Kirishitan
Hashiba Hideyoshi réapparut à Azuchi peu avant la fin du mois de janvier. Il venait demander à Nobunaga de régler la succession du clan Ukita, devenu vassal des Oda. Le seigneur profita de la présence de Hideyoshi pour organiser la cérémonie de passage à l'âge adulte de Tamotsu.
Le général posa sur le crâne fraîchement rasé du jeune page l'eboshi de gaze noire, et lui conféra son nom d'adulte : Warana Nobumasa. Les mains de Hideyoshi restèrent fermes pendant qu'il officiait, mais Tamotsu sentit au léger tremblement de sa voix que le général était ému.
Avant de repartir pour le Harima, Hideyoshi prit congé de Tamotsu et lui dit :
-Nous nous mettrons en marche pour le Bitchū en mars. Rejoins-nous à Himeji d'ici-là.
-Je serai prêt, promit Tamotsu.
Mais avant de partir pour le front, il lui restait une démarche importante à accomplir.
João Batista fut fort surpris quand l'un des domestiques du seigneur Koretō lui annonça qu'un visiteur demandait à le rencontrer. Lorsque le domestique introduisit le visiteur auprès du prêtre, ce dernier reconnut un des pages du roi d'Owari qu'il avait quelque fois vu auprès de lui. Il y avait cependant plus d'un an que João Batista n'avait vu le souverain ni aucun de ses collaborateurs.
La rumeur publique avait rapporté à João Batista que le jeune page n'était pas humain; avec plusieurs autres de ses camarades il appartenait à une race que les Japonais appelaient oni. João Batista avait cru comprendre que la traduction de cette appellation était "démon". Il ne ressentait pourtant rien de démoniaque chez le page, non plus que chez ses camarades.
Le jeune homme s'inclina devant le prêtre, qui le salua en retour.
-Je suis heureux de vous trouver ici, bateren-sama, déclara le page. On disait que vous aviez rejoint le séminaire d'Azuchi, mais un officier de la garde m'a assuré que vous résidiez encore dans la demeure Koretô. Permettez-moi de me présenter : je me nomme Warana Tamotsu Nagamasa.
-Je suis enchanté de faire votre connaissance, répondit le prêtre poliment. Etes-vous ici sur l'ordre de Nobunaga-sama ?

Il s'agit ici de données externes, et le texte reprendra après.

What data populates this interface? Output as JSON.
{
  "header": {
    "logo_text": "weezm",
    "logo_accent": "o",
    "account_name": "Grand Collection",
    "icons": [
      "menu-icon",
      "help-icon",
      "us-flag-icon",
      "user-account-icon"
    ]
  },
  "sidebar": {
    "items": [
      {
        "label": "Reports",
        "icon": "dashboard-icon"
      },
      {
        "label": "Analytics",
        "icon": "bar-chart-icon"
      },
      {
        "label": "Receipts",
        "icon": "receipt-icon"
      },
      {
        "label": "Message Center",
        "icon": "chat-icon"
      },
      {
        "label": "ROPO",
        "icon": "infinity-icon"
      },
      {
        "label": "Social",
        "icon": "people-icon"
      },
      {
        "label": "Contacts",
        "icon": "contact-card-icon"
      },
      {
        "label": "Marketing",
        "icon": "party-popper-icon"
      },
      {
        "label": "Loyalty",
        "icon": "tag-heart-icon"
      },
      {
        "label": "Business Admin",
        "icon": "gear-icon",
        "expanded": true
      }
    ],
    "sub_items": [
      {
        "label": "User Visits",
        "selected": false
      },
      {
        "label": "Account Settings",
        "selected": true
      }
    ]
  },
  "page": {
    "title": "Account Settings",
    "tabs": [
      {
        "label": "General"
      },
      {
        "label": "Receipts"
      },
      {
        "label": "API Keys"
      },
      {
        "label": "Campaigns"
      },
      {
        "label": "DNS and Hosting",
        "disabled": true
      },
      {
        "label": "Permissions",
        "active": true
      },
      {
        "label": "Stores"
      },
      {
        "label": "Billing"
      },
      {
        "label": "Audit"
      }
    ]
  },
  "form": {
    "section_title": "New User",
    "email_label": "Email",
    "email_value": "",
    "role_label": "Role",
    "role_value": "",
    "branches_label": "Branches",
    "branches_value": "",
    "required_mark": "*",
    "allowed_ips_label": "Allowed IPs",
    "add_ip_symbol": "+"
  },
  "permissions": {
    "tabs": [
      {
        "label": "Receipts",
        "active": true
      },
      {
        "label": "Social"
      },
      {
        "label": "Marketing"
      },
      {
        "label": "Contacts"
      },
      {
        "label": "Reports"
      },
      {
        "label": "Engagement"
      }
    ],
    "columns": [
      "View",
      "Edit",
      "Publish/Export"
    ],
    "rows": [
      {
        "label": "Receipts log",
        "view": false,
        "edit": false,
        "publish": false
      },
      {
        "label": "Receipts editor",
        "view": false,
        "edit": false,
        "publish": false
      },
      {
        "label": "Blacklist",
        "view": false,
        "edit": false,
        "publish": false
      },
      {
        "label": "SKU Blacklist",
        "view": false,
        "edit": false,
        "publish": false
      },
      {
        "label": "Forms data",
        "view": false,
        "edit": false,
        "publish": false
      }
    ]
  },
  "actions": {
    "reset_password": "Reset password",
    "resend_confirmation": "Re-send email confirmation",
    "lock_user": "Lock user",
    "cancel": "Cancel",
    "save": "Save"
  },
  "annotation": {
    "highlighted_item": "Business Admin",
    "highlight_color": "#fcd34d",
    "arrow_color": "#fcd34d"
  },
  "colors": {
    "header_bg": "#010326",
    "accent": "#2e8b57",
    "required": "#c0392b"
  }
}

-Non, pas du tout. Je suis ici pour vous présenter une requête personnelle. Bateren-sama, dit le jeune homme en s'inclinant à nouveau devant le prêtre, je vous prie de bien vouloir m'administrer le sacrement du baptême.
João Batista dévisagea longuement le page, interdit. Le jeune homme dut deviner le désarroi du prêtre, car s'empressa d'ajouter :
-J'ai eu le privilège il y a quelques années de faire la connaissance du seigneur de Takatsuki, Justo Takayama Ukon, un chrétien comme vous le savez certainement. Lors de chacune de nos rencontres, il me parlait de Dieu. Plus il m'en disait sur Dieu et plus Celui-ci me paraissait sympathique, et plus j'avais envie qu'Il existe. Et un jour, je me suis surpris en train de m'adresser à Dieu. Je priais ! J'avais la foi, j'étais devenu chrétien.
João Batista se leva et se mit à arpenter la pièce. Il était en proie à une vive agitation.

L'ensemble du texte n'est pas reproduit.